Particule insaisissable et mystérieuse, à la saveur « transformiste », le neutrino pourrait fournir un jour la clé de plusieurs énigmes de la physique.
Ciblant une combinaison de la masse des trois neutrinos connus, KATRIN (Karlsruhe tritium neutrino experiment) observe la désintégration radioactive du tritium au cours de laquelle un électron et un neutrino (de saveur électronique) sont libérés. Dans des cas rarissimes, l'électron emporte la quasi-totalité de l'énergie disponible. Seule manque l'énergie du neutrino au repos, associée à sa masse. C'est cette infime déficit qui est mesuré dans la gigantesque « balance » où circule un gaz de tritium de haute pureté.
Or la décroissance bêta du tritium permet également de rechercher la trace éventuelle d'un 4e type de neutrinos (stériles) qui seraient capables de se transformer, au cours de leur propagation, en une des trois saveurs de neutrinos, tout en restant insensibles à l'interaction faible (radioactivité, fusion nucléaire, etc.). L'existence d'une ou plusieurs familles de neutrinos supplémentaires permettrait d'expliquer des anomalies observées par des chercheurs de l'Irfu sur les neutrinos de réacteurs nucléaires.

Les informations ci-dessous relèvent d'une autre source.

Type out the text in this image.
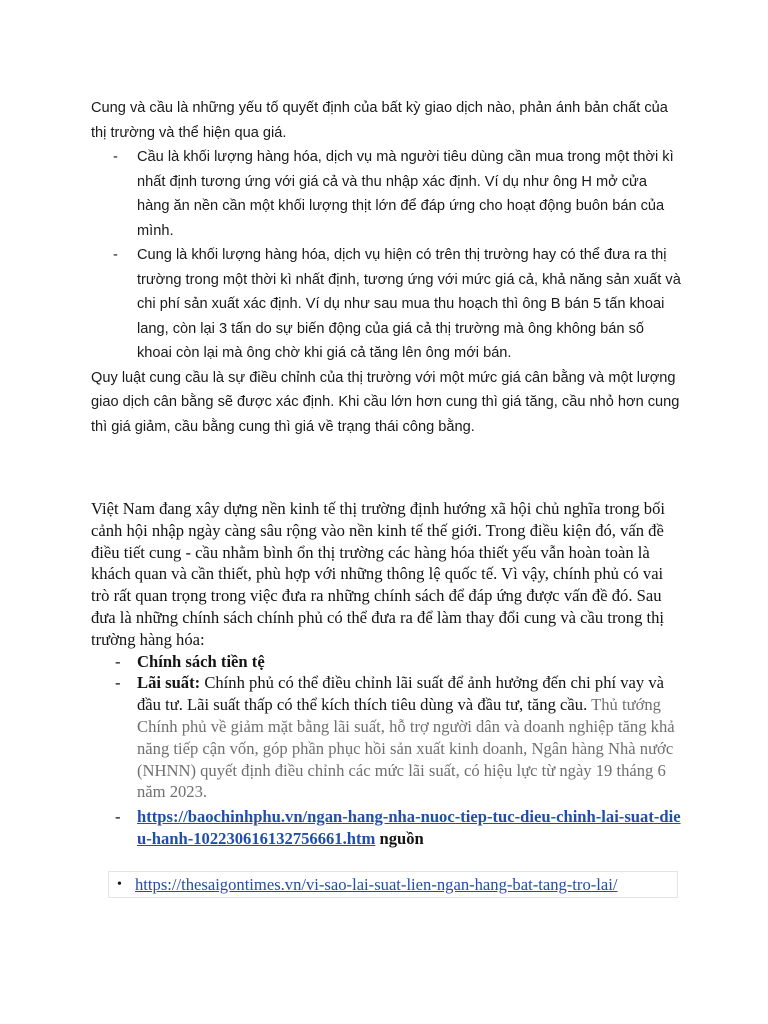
Cung và cầu là những yếu tố quyết định của bất kỳ giao dịch nào, phản ánh bản chất của thị trường và thể hiện qua giá.

- Cầu là khối lượng hàng hóa, dịch vụ mà người tiêu dùng cần mua trong một thời kì nhất định tương ứng với giá cả và thu nhập xác định. Ví dụ như ông H mở cửa hàng ăn nền cần một khối lượng thịt lớn để đáp ứng cho hoạt động buôn bán của mình.
- Cung là khối lượng hàng hóa, dịch vụ hiện có trên thị trường hay có thể đưa ra thị trường trong một thời kì nhất định, tương ứng với mức giá cả, khả năng sản xuất và chi phí sản xuất xác định. Ví dụ như sau mua thu hoạch thì ông B bán 5 tấn khoai lang, còn lại 3 tấn do sự biến động của giá cả thị trường mà ông không bán số khoai còn lại mà ông chờ khi giá cả tăng lên ông mới bán.

Quy luật cung cầu là sự điều chỉnh của thị trường với một mức giá cân bằng và một lượng giao dịch cân bằng sẽ được xác định. Khi cầu lớn hơn cung thì giá tăng, cầu nhỏ hơn cung thì giá giảm, cầu bằng cung thì giá về trạng thái công bằng.

Việt Nam đang xây dựng nền kinh tế thị trường định hướng xã hội chủ nghĩa trong bối cảnh hội nhập ngày càng sâu rộng vào nền kinh tế thế giới. Trong điều kiện đó, vấn đề điều tiết cung - cầu nhằm bình ổn thị trường các hàng hóa thiết yếu vẫn hoàn toàn là khách quan và cần thiết, phù hợp với những thông lệ quốc tế. Vì vậy, chính phủ có vai trò rất quan trọng trong việc đưa ra những chính sách để đáp ứng được vấn đề đó. Sau đưa là những chính sách chính phủ có thể đưa ra để làm thay đổi cung và cầu trong thị trường hàng hóa:

- Chính sách tiền tệ
- Lãi suất: Chính phủ có thể điều chỉnh lãi suất để ảnh hưởng đến chi phí vay và đầu tư. Lãi suất thấp có thể kích thích tiêu dùng và đầu tư, tăng cầu. Thủ tướng Chính phủ về giảm mặt bằng lãi suất, hỗ trợ người dân và doanh nghiệp tăng khả năng tiếp cận vốn, góp phần phục hồi sản xuất kinh doanh, Ngân hàng Nhà nước (NHNN) quyết định điều chỉnh các mức lãi suất, có hiệu lực từ ngày 19 tháng 6 năm 2023.
- https://baochinhphu.vn/ngan-hang-nha-nuoc-tiep-tuc-dieu-chinh-lai-suat-dieu-hanh-102230616132756661.htm nguồn
• https://thesaigontimes.vn/vi-sao-lai-suat-lien-ngan-hang-bat-tang-tro-lai/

Comment les chercheurs de KATRIN ont-ils procédé ? Parmi les quelque 60 milliards d'électrons émis par la source de tritium chaque seconde, seuls 2 millions – en particulier ceux dont l'énergie est proche de l'énergie maximale du spectre bêta – sont sélectionnés pour être analysés. La signature attendue des neutrinos stériles est une « cassure » en forme de coude sur le spectre lisse de ces électrons.

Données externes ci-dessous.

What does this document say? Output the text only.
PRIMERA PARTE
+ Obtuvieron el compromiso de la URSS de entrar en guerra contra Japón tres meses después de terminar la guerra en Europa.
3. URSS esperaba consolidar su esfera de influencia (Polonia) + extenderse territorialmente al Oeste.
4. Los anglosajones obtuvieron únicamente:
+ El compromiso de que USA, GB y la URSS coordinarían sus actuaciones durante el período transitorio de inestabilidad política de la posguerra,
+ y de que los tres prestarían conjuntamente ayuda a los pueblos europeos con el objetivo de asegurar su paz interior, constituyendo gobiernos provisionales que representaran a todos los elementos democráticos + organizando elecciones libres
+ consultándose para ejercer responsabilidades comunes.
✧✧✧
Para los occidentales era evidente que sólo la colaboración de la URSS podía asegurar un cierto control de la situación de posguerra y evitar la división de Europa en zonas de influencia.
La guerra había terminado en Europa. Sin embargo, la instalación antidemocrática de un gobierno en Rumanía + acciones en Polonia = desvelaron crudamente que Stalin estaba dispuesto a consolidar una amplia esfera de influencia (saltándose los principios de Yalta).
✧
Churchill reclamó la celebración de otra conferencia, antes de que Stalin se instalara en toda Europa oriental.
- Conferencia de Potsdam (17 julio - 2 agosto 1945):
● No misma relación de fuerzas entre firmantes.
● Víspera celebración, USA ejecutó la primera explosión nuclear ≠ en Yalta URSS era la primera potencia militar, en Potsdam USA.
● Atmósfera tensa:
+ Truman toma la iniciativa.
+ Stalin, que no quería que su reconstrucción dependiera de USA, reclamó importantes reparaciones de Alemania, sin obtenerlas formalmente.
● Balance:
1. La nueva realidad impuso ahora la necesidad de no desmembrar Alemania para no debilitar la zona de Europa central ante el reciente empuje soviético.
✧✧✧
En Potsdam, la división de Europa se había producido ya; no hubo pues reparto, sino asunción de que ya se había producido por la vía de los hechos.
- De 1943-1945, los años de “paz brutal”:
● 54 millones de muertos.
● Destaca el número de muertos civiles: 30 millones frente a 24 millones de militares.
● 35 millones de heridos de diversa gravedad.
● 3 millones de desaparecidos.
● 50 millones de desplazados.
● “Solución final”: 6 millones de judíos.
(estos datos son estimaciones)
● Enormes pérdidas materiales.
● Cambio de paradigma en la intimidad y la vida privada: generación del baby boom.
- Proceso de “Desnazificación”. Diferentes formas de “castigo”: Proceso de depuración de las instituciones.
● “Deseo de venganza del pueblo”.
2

Aucun signal significatif de neutrinos stériles n'a été observé dans la gamme de masse d'environ 2 à 40 eV observable dans KATRIN (plus large que celle des neutrinos de réacteurs < 10 eV). Ce résultat dessine de nouvelles limites d'exclusion plus étendues que celles déterminées par de précédentes expériences comparables, à Mayence (Allemagne) et à Troitsk (Russie) à la fin des années 1990.

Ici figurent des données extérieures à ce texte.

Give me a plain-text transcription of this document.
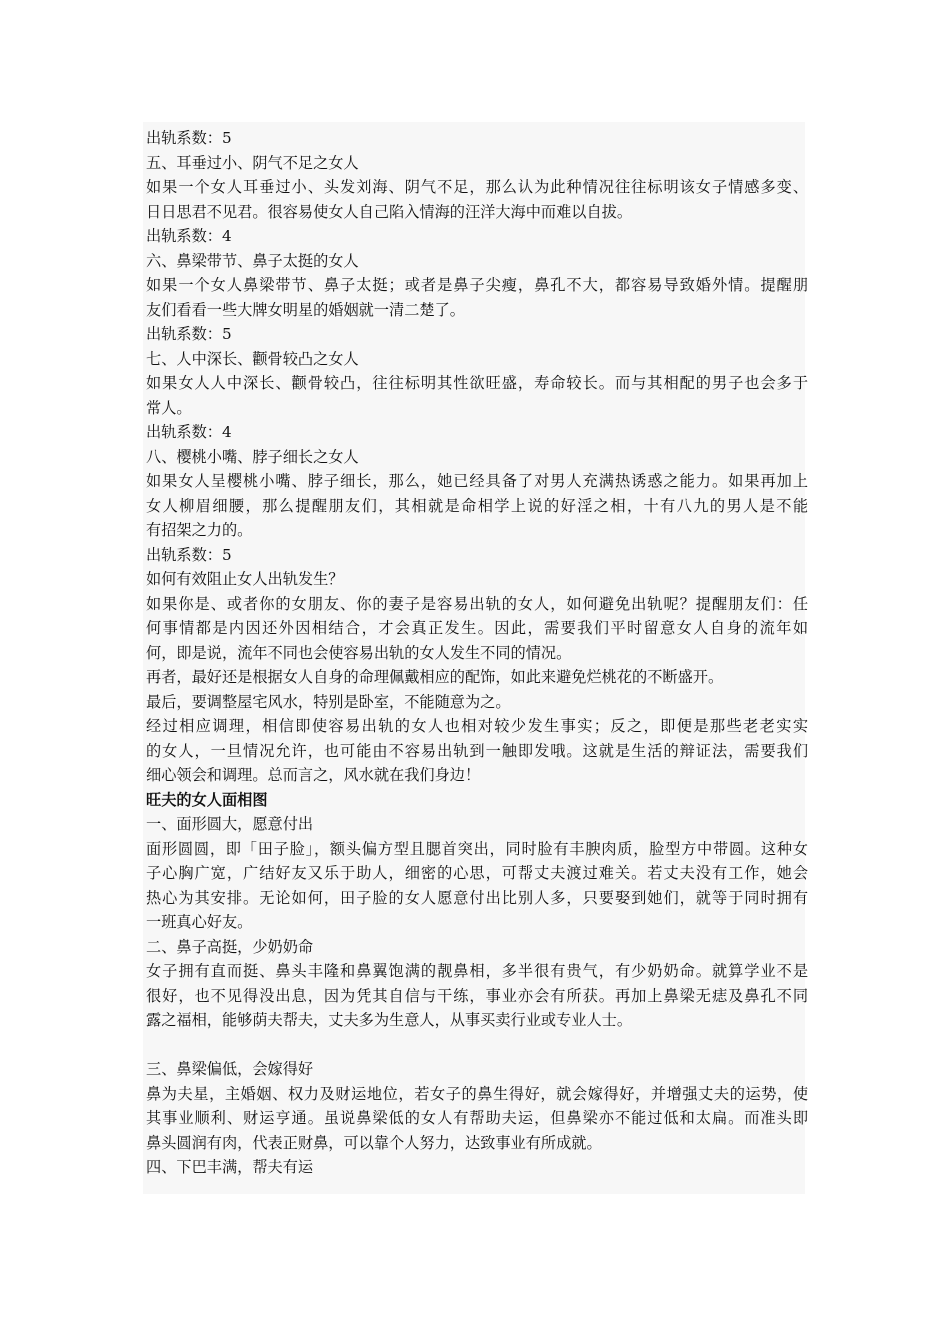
出轨系数：5
五、耳垂过小、阴气不足之女人
如果一个女人耳垂过小、头发刘海、阴气不足，那么认为此种情况往往标明该女子情感多变、
日日思君不见君。很容易使女人自己陷入情海的汪洋大海中而难以自拔。
出轨系数：4
六、鼻梁带节、鼻子太挺的女人
如果一个女人鼻梁带节、鼻子太挺；或者是鼻子尖瘦，鼻孔不大，都容易导致婚外情。提醒朋
友们看看一些大牌女明星的婚姻就一清二楚了。
出轨系数：5
七、人中深长、颧骨较凸之女人
如果女人人中深长、颧骨较凸，往往标明其性欲旺盛，寿命较长。而与其相配的男子也会多于
常人。
出轨系数：4
八、樱桃小嘴、脖子细长之女人
如果女人呈樱桃小嘴、脖子细长，那么，她已经具备了对男人充满热诱惑之能力。如果再加上
女人柳眉细腰，那么提醒朋友们，其相就是命相学上说的好淫之相，十有八九的男人是不能
有招架之力的。
出轨系数：5
如何有效阻止女人出轨发生？
如果你是、或者你的女朋友、你的妻子是容易出轨的女人，如何避免出轨呢？提醒朋友们：任
何事情都是内因还外因相结合，才会真正发生。因此，需要我们平时留意女人自身的流年如
何，即是说，流年不同也会使容易出轨的女人发生不同的情况。
再者，最好还是根据女人自身的命理佩戴相应的配饰，如此来避免烂桃花的不断盛开。
最后，要调整屋宅风水，特别是卧室，不能随意为之。
经过相应调理，相信即使容易出轨的女人也相对较少发生事实；反之，即便是那些老老实实
的女人，一旦情况允许，也可能由不容易出轨到一触即发哦。这就是生活的辩证法，需要我们
细心领会和调理。总而言之，风水就在我们身边！
旺夫的女人面相图
一、面形圆大，愿意付出
面形圆圆，即「田子脸」，额头偏方型且腮首突出，同时脸有丰腴肉质，脸型方中带圆。这种女
子心胸广宽，广结好友又乐于助人，细密的心思，可帮丈夫渡过难关。若丈夫没有工作，她会
热心为其安排。无论如何，田子脸的女人愿意付出比别人多，只要娶到她们，就等于同时拥有
一班真心好友。
二、鼻子高挺，少奶奶命
女子拥有直而挺、鼻头丰隆和鼻翼饱满的靓鼻相，多半很有贵气，有少奶奶命。就算学业不是
很好，也不见得没出息，因为凭其自信与干练，事业亦会有所获。再加上鼻梁无痣及鼻孔不同
露之福相，能够荫夫帮夫，丈夫多为生意人，从事买卖行业或专业人士。
三、鼻梁偏低，会嫁得好
鼻为夫星，主婚姻、权力及财运地位，若女子的鼻生得好，就会嫁得好，并增强丈夫的运势，使
其事业顺利、财运亨通。虽说鼻梁低的女人有帮助夫运，但鼻梁亦不能过低和太扁。而准头即
鼻头圆润有肉，代表正财鼻，可以靠个人努力，达致事业有所成就。
四、下巴丰满，帮夫有运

Un chercheur de l'Irfu a coordonné l'analyse des spectres pour la collaboration KATRIN, en établissant une stratégie innovante de traitement des données. En collaboration avec le Max Planck Institut für Physik (Munich), il a également mis au point une nouvelle chaîne d'analyse complète, utilisant l'approche des matrices de covariance pour étudier et propager les erreurs systématiques et leurs corrélations.
L'expérience internationale KATRIN, qui rassemble vingt instituts de recherche provenant de sept pays, est hébergée à l'Institut de technologie de Karlsruhe (KIT) en Allemagne.